В школе жизни я был врожденным двоечником, но мне тоже хотелось переходить из класса в класс, а потому я разработал свою систему, знакомую каждому бездарю: на экзаменах нужно списывать правильный ответ у товарищей и делать вид, что решил все задания сам. Нередко этот нехитрый способ, еще более примитивный и недостойный, чем пользование шпаргалкой, оказывается вполне действенными. Экзамен сдан, двоечник переходит в следующий класс. Однако занятия здесь ведутся уже на новом уровне сложности, а ведь бедняга не понял и более простого материала.
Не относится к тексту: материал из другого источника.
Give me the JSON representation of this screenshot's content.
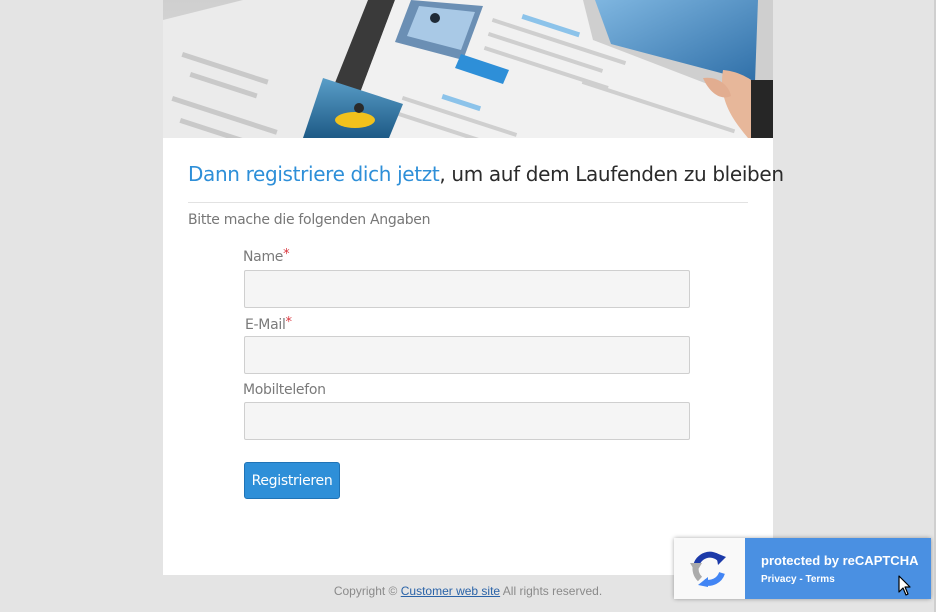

Он сидит на уроках, вроде бы слушает учителя, но уразуметь ничего не может. Перед несчастным тупицей два пути: либо махнуть на все рукой и пропадать, либо прикидываться и дальше, будто наука дается тебе. Выбор определяется даже не тем, сколько мужества и сколько слабости в тебя заложено природой, а тем, какого свойства эти мужество и слабость. Каждое из решений может объясняться и первым из этих качеств, и вторым; и в любом случае присутствует неистребимое, почти поэтическое пристрастие к праздности.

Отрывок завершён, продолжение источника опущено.